In „The Assessment“ stellt sich diese Frage nicht mehr. Die Umwelt ist bereits unwirtlich geworden, die Natur nahezu restlos zerstört und persönliche ethische Erwägungen sind einem gesetzlichen Fortpflanzungsverbot gewichen: Um ein Kind zeugen zu dürfen, braucht es nun eine rechtliche Erlaubnis. Und um die zu erlangen, bedarf es wiederum einer offiziellen Bestätigung der Eignung zur ­Elternschaft.

Mia (Elizabeth Olsen) und Aaryan (Himesh Patel) bringen dafür wichtige Voraussetzungen mit. Als Wissenschaftler werden sie als wertvolle Mitglieder einer neuen Gesellschaft erachtet, die qua einer speziellen Droge nicht mehr altert: Während sie in einem High-Tech-Gewächshaus mit Pflanzen experimentiert, um neue Wege für eine nachhaltige Nahrungsmittelproduktion zu erschließen, forscht er an der Entwicklung virtueller Nachbildungen von Tieren.

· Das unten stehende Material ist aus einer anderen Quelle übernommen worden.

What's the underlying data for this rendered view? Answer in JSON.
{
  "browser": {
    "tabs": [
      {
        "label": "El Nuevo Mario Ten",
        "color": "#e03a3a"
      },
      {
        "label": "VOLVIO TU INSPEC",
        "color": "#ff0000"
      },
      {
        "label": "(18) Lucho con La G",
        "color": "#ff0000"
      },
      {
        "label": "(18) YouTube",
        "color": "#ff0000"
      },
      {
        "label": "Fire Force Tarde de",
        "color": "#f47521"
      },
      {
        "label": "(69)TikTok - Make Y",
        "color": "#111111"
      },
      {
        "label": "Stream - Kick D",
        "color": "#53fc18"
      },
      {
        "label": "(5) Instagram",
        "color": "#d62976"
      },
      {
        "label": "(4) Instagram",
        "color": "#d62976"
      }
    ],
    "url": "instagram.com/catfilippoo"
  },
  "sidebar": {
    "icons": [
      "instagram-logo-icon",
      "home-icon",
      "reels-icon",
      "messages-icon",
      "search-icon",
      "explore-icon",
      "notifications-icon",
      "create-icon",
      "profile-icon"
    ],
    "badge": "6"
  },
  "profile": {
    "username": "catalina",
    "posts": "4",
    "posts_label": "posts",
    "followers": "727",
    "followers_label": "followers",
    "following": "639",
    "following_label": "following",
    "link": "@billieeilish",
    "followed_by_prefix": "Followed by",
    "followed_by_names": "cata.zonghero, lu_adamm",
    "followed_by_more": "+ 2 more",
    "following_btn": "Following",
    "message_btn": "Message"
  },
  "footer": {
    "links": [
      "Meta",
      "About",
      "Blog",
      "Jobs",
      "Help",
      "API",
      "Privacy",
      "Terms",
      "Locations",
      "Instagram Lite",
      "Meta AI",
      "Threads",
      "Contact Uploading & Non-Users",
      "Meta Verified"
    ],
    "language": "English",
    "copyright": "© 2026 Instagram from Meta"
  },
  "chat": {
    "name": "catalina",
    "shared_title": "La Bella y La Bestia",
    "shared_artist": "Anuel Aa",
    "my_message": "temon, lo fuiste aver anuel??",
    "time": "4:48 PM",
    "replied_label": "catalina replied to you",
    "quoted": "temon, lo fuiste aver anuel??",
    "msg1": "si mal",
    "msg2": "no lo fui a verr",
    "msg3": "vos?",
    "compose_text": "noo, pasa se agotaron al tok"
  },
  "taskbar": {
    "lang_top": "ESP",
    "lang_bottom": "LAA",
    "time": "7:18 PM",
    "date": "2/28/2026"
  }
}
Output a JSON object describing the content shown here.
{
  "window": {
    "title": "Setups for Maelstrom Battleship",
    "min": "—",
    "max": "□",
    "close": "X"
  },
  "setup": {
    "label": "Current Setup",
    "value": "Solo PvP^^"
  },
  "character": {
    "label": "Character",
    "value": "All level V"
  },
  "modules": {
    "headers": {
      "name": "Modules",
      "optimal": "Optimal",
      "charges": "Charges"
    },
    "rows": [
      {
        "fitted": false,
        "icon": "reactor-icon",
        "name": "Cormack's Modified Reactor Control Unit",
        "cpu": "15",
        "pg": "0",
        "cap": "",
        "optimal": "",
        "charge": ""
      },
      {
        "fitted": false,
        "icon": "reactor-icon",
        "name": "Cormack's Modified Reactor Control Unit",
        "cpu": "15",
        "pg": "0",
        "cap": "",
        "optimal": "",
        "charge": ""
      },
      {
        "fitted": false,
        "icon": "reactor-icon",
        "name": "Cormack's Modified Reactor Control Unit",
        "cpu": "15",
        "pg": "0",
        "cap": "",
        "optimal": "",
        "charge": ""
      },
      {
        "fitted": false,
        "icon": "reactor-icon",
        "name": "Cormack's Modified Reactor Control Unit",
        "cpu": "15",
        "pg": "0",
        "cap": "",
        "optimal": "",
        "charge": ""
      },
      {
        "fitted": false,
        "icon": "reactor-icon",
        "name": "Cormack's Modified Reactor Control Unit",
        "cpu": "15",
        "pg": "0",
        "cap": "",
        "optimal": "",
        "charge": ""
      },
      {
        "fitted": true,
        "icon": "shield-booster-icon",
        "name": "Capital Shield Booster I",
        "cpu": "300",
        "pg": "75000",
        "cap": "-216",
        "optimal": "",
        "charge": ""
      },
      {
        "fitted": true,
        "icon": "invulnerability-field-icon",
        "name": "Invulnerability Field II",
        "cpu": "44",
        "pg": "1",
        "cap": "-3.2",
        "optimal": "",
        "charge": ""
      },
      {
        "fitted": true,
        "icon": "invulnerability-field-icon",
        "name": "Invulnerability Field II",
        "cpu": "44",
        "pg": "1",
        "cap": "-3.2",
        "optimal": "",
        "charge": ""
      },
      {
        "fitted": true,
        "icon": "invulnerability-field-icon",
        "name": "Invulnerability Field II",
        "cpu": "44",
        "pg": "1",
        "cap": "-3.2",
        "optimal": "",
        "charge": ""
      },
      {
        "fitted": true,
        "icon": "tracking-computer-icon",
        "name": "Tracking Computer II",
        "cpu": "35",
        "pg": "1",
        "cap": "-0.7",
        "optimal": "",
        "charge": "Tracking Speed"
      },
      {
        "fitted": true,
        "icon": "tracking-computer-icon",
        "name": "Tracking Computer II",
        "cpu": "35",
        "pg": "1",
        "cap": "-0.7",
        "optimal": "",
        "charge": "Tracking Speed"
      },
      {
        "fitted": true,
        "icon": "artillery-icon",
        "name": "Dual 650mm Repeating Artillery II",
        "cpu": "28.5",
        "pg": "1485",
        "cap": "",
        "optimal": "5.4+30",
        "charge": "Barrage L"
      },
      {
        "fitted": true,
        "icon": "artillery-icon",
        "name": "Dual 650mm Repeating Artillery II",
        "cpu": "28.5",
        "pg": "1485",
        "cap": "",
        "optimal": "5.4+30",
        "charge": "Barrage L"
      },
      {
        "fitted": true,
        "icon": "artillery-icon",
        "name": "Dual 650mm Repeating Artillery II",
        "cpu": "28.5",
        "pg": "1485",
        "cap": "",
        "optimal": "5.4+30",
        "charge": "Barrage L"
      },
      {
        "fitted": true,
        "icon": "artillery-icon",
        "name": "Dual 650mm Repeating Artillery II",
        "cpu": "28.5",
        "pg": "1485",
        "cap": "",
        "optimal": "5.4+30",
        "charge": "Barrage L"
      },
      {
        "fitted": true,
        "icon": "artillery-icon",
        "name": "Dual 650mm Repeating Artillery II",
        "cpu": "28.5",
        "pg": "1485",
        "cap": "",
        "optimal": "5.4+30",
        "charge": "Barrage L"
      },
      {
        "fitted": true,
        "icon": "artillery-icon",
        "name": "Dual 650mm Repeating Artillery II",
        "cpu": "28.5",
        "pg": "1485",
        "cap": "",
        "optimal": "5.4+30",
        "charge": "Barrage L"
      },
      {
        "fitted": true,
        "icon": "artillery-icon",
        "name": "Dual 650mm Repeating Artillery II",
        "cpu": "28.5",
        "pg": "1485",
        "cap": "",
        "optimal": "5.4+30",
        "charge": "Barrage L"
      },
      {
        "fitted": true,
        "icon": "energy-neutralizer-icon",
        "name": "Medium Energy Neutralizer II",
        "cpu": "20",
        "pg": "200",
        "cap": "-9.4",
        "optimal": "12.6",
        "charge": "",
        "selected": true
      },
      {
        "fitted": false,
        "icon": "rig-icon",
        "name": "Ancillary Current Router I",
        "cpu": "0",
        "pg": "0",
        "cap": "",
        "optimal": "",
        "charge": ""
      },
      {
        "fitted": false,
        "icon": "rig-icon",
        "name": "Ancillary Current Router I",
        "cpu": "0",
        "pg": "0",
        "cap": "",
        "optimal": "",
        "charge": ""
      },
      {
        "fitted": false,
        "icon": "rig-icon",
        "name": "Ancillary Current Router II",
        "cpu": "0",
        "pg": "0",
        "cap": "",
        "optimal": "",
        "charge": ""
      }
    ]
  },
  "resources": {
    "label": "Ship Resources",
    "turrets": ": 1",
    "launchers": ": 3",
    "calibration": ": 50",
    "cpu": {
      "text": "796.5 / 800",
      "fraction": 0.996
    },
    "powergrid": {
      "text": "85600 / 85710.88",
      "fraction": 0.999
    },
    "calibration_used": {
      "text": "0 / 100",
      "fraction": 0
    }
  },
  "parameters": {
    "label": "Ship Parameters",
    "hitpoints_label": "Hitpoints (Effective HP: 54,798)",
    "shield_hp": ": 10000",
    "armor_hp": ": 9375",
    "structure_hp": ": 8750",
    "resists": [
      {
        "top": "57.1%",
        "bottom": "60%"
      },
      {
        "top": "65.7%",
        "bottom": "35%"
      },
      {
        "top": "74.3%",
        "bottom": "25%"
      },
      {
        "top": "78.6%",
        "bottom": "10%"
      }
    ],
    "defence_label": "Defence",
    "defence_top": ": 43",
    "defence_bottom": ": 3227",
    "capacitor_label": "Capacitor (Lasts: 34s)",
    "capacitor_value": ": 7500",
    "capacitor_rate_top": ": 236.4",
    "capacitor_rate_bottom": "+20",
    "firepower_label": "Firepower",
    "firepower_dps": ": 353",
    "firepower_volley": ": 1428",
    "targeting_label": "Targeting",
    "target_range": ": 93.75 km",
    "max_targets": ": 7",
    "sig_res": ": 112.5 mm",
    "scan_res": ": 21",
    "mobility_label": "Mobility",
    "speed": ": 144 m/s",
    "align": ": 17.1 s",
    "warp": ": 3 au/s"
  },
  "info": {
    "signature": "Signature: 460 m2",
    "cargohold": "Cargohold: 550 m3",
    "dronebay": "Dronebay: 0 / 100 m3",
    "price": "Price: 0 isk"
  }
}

Weshalb die Arbeit des Ehepaars wichtig ist, aber auch warum Mia und Aaryan wohl unbedingt ein Kind wollen, veranschaulichen schon die ersten Aufnahmen: Ihr Haus steht verloren in einer wüstenähnlichen Landschaft, leblose Stille umgibt sie – unterbrochen wird sie nur von der KI-Stimme ihres Smart Homes. Anders als mit dem dringenden Wunsch, dieser eremitischen Existenz zu entkommen, ist ihr Durchhaltevermögen während des bizarren Prüfungsprozesses jedenfalls kaum zu erklären.

Der Film

„The Assessment“. Regie: Fleur Fortuné. Mit Elizabeth Olsen, Alicia Vikander u. a. Vereinigtes Königreich/Deutschland/USA 2024, 114 Min.

Proben sämtlicher Körperflüssigkeiten

Virginia (großartig grotesk: Alicia Vikander) trägt dafür die Verantwortung und zieht über die nächsten sieben Tage bei Mia und Aaryan ein. Was sie dabei bewerten wird, ist unklar. Danach gefragt werden, darf sie nicht.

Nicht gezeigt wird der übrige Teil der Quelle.